HSBC, one of the 39 programme participants, sees a sustained demand for talents across different areas in the financial industry, said Diana Cesar, chief executive of the bank’s Hong Kong office.
“We have a long history of nurturing and developing our young generation through scholarships, community projects and internships,” she said in a statement. “We look forward to working with the HKMA and our university partners to create an inspiring experience for graduates to join our industry.”
While the HKMA’s gesture is commendable, the programme is too small to create a meaningful impact, according to Jerry Chang, managing director at Barons & Co, a recruiting firm.
“It is a small gesture of support, but it is still better than none,” he said. “It is also a breakthrough. It will hopefully encourage lenders to recruit more graduates.”
The Banking Talent Programme targets fresh graduates with a bachelor’s degree from 11 local universities.

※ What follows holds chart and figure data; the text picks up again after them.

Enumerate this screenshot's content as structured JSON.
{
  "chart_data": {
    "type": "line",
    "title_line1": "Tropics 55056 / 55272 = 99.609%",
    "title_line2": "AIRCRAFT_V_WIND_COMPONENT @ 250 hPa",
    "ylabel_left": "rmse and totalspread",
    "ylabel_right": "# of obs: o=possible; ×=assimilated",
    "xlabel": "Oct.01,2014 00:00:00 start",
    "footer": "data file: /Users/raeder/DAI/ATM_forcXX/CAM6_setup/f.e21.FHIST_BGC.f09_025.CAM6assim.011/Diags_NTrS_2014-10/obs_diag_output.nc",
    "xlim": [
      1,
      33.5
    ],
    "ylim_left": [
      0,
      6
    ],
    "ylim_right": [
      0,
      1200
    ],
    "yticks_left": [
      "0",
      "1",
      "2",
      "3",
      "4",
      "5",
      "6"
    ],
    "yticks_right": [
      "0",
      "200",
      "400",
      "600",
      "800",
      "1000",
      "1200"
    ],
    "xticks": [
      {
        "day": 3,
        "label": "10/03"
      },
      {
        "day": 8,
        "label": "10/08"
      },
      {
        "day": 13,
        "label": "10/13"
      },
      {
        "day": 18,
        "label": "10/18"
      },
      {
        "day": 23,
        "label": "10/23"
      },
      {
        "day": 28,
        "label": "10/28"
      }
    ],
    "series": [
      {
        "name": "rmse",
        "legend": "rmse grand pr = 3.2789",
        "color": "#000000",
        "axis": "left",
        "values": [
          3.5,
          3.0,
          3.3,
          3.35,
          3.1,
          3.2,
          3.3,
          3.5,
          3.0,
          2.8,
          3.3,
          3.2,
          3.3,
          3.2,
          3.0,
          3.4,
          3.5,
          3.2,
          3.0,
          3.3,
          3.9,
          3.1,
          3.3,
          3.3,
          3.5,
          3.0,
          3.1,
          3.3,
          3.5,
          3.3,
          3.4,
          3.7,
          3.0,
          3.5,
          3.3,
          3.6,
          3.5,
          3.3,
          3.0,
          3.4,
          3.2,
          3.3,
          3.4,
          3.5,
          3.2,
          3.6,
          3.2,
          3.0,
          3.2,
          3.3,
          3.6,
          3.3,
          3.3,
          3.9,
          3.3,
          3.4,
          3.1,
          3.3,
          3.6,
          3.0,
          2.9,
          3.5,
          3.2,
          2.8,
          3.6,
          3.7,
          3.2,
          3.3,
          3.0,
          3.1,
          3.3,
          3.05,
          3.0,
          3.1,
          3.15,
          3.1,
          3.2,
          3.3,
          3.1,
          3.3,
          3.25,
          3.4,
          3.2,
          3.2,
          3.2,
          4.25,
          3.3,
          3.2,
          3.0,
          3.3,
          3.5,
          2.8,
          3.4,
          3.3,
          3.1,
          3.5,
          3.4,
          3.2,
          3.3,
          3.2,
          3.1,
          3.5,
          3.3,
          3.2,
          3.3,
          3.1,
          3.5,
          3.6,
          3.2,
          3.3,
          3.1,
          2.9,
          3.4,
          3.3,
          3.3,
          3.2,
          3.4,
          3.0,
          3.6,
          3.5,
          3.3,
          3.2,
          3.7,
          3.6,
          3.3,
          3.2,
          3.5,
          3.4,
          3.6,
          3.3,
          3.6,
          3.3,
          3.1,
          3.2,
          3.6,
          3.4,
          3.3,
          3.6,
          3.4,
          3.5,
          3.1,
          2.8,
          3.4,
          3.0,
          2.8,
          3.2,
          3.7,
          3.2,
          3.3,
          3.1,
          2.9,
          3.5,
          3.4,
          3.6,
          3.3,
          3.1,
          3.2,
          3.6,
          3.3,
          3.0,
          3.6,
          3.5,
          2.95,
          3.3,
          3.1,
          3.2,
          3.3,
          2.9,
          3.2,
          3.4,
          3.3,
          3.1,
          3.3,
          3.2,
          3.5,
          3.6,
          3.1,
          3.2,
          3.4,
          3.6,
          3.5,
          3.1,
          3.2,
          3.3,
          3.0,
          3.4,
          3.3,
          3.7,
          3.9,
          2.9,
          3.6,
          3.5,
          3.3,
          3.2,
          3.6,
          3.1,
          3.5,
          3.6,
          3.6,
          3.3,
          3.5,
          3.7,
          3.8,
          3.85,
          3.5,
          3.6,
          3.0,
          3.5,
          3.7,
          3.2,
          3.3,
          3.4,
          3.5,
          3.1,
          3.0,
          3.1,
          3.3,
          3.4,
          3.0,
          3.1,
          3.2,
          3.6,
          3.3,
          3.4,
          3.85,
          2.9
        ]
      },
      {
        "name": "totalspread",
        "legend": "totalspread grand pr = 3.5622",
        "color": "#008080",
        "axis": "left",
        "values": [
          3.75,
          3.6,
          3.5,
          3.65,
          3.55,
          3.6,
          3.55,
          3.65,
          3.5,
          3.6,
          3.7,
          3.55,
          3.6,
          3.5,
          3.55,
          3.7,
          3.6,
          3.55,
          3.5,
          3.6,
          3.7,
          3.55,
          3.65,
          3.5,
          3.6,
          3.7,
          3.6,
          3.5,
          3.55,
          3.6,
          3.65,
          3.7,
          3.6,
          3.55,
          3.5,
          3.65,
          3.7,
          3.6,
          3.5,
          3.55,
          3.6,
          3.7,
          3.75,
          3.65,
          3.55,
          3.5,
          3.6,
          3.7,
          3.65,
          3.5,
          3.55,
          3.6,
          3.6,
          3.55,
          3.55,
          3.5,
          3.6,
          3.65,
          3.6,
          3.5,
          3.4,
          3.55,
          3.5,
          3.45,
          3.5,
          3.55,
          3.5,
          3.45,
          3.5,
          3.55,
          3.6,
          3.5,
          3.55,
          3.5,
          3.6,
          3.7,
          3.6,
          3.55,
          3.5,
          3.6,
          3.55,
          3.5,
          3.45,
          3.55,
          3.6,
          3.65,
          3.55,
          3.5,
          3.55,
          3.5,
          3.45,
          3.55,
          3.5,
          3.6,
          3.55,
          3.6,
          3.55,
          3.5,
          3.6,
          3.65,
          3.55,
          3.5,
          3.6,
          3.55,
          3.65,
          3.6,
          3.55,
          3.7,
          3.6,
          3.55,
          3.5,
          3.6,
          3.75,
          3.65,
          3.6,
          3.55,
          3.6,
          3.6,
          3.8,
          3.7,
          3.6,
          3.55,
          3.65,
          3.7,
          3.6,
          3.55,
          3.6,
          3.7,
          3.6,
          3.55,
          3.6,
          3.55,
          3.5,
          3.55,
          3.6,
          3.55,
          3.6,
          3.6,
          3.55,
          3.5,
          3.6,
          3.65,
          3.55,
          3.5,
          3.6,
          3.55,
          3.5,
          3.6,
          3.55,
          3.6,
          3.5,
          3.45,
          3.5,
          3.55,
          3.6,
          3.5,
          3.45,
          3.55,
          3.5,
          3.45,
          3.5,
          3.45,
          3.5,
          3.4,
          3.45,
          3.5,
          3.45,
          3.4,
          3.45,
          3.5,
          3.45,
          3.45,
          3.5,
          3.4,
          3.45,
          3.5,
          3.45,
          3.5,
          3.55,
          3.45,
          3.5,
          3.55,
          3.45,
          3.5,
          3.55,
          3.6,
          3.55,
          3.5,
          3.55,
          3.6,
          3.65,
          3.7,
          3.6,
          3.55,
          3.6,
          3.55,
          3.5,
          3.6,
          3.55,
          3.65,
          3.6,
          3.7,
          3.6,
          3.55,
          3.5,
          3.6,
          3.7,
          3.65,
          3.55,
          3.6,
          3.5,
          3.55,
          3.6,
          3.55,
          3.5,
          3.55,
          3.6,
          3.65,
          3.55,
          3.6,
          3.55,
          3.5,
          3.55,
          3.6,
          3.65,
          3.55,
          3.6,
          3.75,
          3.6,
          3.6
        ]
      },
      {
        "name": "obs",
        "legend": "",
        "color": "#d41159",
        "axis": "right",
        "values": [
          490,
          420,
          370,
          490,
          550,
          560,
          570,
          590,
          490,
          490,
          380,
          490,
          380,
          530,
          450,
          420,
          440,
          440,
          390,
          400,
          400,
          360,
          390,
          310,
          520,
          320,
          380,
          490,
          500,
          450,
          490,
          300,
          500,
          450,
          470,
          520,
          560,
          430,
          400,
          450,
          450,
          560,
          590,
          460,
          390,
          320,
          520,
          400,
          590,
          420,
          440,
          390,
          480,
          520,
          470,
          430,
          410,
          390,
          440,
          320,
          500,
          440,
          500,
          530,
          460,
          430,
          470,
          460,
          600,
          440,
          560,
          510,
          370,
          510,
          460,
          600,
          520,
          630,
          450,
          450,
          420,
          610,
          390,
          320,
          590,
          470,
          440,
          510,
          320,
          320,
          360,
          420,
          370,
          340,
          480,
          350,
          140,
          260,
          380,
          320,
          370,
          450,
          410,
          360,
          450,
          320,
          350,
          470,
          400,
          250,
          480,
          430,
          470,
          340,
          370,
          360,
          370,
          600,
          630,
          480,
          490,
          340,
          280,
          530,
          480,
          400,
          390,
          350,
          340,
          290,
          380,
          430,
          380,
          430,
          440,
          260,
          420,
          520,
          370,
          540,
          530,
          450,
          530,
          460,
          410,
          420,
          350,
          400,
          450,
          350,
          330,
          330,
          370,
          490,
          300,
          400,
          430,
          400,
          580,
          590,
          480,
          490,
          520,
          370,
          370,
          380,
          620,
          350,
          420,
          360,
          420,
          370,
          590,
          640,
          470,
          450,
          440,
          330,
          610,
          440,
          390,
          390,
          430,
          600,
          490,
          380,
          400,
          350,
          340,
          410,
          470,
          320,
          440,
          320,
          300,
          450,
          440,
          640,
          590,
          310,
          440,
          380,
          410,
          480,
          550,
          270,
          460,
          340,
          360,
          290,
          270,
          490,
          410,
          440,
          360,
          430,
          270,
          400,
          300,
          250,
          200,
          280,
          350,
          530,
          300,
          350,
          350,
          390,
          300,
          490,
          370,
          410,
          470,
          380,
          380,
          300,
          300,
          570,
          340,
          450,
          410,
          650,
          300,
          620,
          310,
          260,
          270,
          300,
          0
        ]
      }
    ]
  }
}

The 39 employers include all three note-issuing banks, virtual banks and e-wallet operators, according to the HKMA.
The graduates can apply to join the programme from June 15 and will be required to go through an interview and selection process.
US lender Citi has extended its support for the scheme. “We are delighted to be participating in HKMA’s new initiative and playing a part in building the local talent pool for the banking industry,” said Angel Ng, the bank’s CEO for Hong Kong and Macau. “We will be supporting the initiative by offering job opportunities across different businesses and departments to help young graduates prepare for their future careers.”
The HKMA wage subsidy plan is a mini version of the city’s HK$81 billion plan to resuscitate the battered economy. In the March announcement, the government offered to pay businesses up to HK$9,000 per month per employee for six months to preserve jobs.
The city lost about 78,500 jobs this year through April, pushing the number of jobless people to 202,500 in the labour market, highlighting the full brunt of the pandemic. During the 2003 Sars (severe acute respiratory syndrome) outbreak, 54,000 jobs were lost.